BOOK

PROLOG

As of 2013 York Pennsylvania was ranked 18th out of 1300 of the most dangerous cities in the United States. The site Neighborhoodscout.com uses the data based 25,000 or more people and is based on the number of violent crimes per 1,000 residents reported to the FBI in 2011. Violent crimes include murder, rape, armed robbery and aggravated assault.

York has more violent crimes per capita than Harrisburg and the city of brotherly love Philadelphia. In most years York more than doubles the national average rate of all violent crimes. So the question has to be asked what makes this small city so violent?

York city officials will say that the crime rate is down, and the lowest that is has been in the past 10 years. Which may be the truth based off whatever website you visit to pull your information, but this doesn’t account for random acts of violence.

In the 1980’s and early 1990’s a large amount of violent crimes took place in the heart of the city. In most cities during this time saw a huge spike in violent crimes due to drug use and poverty levels being the worst in the city’s history. During this some of the most brutal cases that saw women murdered and rapes took place along the Codorus Creek.

The Codorus Creek is a 42.4-mile long body of water affluent of the Susquehanna River in York County. Some parts of the creek are great where most people love to go boating and fishing. The Codorus State Park in Hanover, PA is a great summer attraction with it’s swimming, camping and hiking.

My earliest memories of the Codorus Creek from being a small child was that it smelled awful. When it would rain in the summer It seemed that the smell carried its way along the city street, and no matter the weather the water was always looking brown and filled with trash that people would dump in there. I remember seeing people in a boat off the Market Street Bridge, and would wonder why someone would go into the water that looked and smelled that way.

Aside from the appearance and odor of Codorus Creek, York City carries a violent history with it. No matter what they say you can’t escape the summer of 1969. The riots created an ugly stain of racism and violence that city would like to forget.

For years the rumors ran rampant about who did what and the reasons behind it. The past was repressed for 30 years until the York Daily Record brought the past back to the light. In the year 2000 the paper begin investigating the riots, not everyone was happy to revisit the past.

During the time of the riots it sparked two of the most infamous murders in the history of the city. The first, being the murder of Lillie Belle Allen from Aiken, South Carolina who was in York visiting family. She was gunned down on the railroad tracks on Newberry Street apparently being mistaken for someone else. The second was the murder of York City Police officer Henry Schaad, who was gunned down while ridding in an armored police van called “BIG DADDY”. Officer Henry Schaad is the only York City Policeman to be killed while on duty.

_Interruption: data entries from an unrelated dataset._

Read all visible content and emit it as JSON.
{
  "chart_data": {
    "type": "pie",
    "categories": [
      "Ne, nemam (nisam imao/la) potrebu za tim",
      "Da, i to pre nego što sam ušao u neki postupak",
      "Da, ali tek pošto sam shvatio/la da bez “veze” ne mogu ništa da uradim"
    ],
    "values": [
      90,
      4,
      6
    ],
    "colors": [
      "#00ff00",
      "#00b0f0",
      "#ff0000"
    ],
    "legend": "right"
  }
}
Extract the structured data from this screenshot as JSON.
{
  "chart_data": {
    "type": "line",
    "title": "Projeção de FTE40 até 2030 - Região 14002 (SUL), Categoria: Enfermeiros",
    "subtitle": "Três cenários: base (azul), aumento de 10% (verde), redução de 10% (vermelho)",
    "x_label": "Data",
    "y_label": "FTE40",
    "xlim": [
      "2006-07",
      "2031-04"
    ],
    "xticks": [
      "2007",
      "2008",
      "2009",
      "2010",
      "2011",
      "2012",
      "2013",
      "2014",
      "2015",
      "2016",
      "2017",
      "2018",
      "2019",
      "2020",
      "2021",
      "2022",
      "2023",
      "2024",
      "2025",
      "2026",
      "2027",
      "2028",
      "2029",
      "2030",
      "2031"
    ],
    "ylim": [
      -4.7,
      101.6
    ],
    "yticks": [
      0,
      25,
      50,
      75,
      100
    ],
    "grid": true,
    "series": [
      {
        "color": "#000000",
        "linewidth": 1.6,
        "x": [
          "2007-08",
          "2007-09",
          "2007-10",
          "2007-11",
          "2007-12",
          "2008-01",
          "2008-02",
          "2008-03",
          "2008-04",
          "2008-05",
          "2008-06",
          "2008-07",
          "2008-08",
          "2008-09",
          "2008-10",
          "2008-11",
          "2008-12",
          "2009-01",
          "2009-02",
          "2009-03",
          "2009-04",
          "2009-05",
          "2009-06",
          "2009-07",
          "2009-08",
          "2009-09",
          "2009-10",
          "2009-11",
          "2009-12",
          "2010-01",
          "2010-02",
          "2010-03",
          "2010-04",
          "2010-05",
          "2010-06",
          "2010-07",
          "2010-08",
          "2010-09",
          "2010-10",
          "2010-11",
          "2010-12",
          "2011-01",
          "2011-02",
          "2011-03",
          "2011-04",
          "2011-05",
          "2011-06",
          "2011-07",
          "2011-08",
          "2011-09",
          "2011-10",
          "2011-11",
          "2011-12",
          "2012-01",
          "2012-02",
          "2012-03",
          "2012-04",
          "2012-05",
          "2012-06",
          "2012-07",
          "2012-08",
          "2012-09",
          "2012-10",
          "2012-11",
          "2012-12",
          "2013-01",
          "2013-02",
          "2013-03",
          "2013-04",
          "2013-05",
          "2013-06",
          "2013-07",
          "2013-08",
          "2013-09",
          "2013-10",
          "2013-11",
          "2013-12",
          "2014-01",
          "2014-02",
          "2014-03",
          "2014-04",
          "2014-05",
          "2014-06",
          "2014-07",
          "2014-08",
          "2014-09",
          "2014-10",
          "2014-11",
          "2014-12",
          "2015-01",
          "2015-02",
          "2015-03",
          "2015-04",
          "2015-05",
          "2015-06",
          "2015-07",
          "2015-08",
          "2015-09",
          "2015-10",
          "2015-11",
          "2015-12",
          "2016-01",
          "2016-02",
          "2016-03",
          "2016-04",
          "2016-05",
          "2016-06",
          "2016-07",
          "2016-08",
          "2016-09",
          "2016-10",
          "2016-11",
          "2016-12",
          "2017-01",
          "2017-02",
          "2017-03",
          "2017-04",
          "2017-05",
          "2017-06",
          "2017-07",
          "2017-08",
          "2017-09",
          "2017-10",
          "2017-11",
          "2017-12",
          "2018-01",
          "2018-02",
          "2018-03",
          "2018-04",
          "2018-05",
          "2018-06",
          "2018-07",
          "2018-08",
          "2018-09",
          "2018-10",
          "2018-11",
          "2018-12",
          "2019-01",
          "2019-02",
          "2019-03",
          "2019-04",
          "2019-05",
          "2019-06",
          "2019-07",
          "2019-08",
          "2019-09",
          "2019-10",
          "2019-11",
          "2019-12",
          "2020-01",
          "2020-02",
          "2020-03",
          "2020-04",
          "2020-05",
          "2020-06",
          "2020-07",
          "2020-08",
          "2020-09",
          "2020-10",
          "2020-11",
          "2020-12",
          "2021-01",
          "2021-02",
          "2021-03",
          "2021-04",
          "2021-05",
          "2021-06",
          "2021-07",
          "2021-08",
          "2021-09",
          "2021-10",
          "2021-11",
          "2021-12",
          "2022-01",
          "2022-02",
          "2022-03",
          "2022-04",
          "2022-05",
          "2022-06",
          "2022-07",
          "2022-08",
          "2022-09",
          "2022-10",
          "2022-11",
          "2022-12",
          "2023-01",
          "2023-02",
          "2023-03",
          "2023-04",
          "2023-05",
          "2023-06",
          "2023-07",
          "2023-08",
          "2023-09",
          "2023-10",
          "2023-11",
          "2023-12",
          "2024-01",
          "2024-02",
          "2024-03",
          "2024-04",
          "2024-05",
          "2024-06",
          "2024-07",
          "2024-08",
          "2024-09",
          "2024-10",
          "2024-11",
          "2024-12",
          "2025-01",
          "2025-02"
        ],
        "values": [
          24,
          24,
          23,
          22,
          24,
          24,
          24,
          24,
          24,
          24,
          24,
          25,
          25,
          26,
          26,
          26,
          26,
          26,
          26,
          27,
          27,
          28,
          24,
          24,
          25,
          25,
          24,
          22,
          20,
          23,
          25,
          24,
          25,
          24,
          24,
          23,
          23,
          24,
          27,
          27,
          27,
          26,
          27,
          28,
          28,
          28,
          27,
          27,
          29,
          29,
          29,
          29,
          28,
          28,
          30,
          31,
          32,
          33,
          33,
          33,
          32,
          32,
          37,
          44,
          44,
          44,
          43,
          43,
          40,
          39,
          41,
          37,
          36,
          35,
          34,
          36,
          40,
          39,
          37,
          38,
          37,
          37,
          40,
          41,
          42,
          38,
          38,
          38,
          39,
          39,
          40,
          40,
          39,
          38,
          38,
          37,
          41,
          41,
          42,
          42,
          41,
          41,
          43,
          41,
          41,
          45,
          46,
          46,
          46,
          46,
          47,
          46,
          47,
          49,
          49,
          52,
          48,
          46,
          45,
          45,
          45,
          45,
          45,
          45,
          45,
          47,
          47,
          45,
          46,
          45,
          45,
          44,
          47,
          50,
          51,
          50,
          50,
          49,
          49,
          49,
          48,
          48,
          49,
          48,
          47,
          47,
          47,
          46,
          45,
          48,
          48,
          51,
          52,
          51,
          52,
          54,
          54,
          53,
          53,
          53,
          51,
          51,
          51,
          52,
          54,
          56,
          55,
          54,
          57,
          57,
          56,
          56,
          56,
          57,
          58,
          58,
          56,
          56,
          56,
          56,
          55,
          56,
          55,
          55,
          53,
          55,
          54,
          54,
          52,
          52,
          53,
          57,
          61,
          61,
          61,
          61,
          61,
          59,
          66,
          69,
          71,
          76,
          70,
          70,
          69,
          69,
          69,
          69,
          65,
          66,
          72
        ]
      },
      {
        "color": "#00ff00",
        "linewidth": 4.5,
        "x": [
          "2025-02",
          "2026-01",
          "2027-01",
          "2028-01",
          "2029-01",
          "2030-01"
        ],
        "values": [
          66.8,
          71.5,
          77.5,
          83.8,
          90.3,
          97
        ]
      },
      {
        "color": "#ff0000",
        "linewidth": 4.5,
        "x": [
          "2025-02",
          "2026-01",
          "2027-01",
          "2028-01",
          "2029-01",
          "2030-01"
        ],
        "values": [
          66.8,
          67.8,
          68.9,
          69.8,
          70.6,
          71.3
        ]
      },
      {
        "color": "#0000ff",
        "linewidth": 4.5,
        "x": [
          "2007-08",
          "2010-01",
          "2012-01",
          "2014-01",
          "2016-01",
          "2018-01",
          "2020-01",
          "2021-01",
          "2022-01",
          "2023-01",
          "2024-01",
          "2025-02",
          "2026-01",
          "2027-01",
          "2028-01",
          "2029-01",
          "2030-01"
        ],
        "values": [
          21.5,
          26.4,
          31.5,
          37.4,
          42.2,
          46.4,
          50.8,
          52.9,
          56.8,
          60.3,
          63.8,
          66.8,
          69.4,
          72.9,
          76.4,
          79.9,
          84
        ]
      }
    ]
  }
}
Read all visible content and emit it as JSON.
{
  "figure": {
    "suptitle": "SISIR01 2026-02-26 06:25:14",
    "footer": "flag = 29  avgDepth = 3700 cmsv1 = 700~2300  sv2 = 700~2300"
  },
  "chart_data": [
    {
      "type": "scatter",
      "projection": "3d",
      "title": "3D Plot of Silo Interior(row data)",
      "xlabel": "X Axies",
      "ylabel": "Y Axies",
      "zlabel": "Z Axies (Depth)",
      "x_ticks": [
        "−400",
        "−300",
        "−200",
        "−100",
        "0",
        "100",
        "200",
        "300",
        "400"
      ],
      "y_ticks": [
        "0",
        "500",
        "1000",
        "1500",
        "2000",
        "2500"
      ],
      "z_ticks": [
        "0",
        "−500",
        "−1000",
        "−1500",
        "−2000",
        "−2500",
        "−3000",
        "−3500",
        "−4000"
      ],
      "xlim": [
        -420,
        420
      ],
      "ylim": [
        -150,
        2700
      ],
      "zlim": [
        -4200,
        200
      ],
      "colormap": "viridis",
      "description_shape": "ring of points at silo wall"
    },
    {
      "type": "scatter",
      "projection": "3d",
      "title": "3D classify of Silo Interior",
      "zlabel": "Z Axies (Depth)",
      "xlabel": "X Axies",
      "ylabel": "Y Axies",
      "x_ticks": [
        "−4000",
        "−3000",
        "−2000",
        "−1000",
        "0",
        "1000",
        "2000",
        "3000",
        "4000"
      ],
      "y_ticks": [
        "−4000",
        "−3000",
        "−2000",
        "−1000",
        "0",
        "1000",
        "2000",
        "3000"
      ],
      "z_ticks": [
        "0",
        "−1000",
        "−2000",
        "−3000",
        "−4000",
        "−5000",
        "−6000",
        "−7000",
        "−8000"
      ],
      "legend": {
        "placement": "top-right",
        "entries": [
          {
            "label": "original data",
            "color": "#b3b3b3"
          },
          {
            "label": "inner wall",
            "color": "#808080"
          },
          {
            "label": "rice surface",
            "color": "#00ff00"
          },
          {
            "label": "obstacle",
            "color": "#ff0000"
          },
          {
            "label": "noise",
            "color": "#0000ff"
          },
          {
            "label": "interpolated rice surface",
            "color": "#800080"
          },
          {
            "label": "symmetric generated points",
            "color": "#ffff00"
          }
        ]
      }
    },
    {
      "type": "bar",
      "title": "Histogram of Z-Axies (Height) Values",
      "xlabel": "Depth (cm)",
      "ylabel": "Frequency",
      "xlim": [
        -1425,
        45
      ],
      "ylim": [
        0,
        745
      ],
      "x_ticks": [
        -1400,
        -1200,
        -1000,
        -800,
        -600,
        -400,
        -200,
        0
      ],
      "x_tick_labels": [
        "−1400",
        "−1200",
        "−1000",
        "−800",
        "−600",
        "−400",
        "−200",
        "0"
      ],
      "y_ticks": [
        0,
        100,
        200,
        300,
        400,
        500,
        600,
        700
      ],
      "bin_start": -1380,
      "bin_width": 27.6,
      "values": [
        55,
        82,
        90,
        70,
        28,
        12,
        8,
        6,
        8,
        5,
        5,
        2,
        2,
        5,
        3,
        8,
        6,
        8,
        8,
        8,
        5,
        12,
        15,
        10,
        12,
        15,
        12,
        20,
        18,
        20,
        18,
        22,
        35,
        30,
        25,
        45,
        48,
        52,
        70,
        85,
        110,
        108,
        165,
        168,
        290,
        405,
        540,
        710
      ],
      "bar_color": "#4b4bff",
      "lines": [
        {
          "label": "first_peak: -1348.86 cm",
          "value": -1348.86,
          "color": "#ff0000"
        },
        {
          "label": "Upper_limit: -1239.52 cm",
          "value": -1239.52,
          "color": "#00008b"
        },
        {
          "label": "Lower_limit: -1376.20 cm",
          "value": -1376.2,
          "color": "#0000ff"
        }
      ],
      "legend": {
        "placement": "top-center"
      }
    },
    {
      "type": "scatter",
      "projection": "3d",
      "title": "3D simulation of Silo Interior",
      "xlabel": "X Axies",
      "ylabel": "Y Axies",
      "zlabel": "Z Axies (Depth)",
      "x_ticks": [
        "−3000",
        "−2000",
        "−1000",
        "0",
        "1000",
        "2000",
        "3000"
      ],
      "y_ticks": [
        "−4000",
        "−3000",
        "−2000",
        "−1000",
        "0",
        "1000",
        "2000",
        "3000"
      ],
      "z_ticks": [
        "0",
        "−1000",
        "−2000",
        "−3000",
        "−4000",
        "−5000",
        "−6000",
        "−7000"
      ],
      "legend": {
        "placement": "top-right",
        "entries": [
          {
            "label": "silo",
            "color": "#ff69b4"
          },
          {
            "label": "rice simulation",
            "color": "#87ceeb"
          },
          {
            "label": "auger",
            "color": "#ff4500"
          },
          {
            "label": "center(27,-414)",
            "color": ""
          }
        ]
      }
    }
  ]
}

A number of unsolved murders during this time still haunt the families of the victims. During the most heated times of the riots a black man named William “Mutt” Orr was killed while having breakfast in his home as bullets came though his kitchen and entered his heart. York’s most famous resident Loretta Claiborne’s grandmother Anna Johnson was found nude and beaten at the creeks bed in Bantz Park in September of 1969. Neither of the crimes was never really given too much attention, due to the racial tension died down no one wanted to talk about any of the events during this time. It was an easy chance for the city to heal by not properly dealing with the cases. Many others were wounded during this time as streets ran wild that had to be controlled by the National Guard.

Even after 30 years of trying to repress the memory of violence the sins of the past would catch up to all involved. The law was able to handle some while others chose to take matters in their own hands and take themselves out by committing suicide. Rather than face the shame and life in prison.

As the summer of 1969 came to a close the city was looking to roll in the 70’s with a fresh start. They were looking quick to forget the recent events that gave the city national attention. The world was changing around us they put a man on the moon, the Manson family was terrorizing all of California and the music of Woodstock captured the culture. It would seem as though nothing else mattered though, and that was still about 20 years behind the progress of the rest of the world.

It would stay quite for a while until the 1980’s and a new generation grew up and changed the game on the streets fist fights where the past and guns is how you settled petty differences, no more bloody noses and bruised bodies just death and graveyards. People would do anything for money and getting high was all that mattered. Some choose to steal while others choose to kill and leave the streets a bloody mess.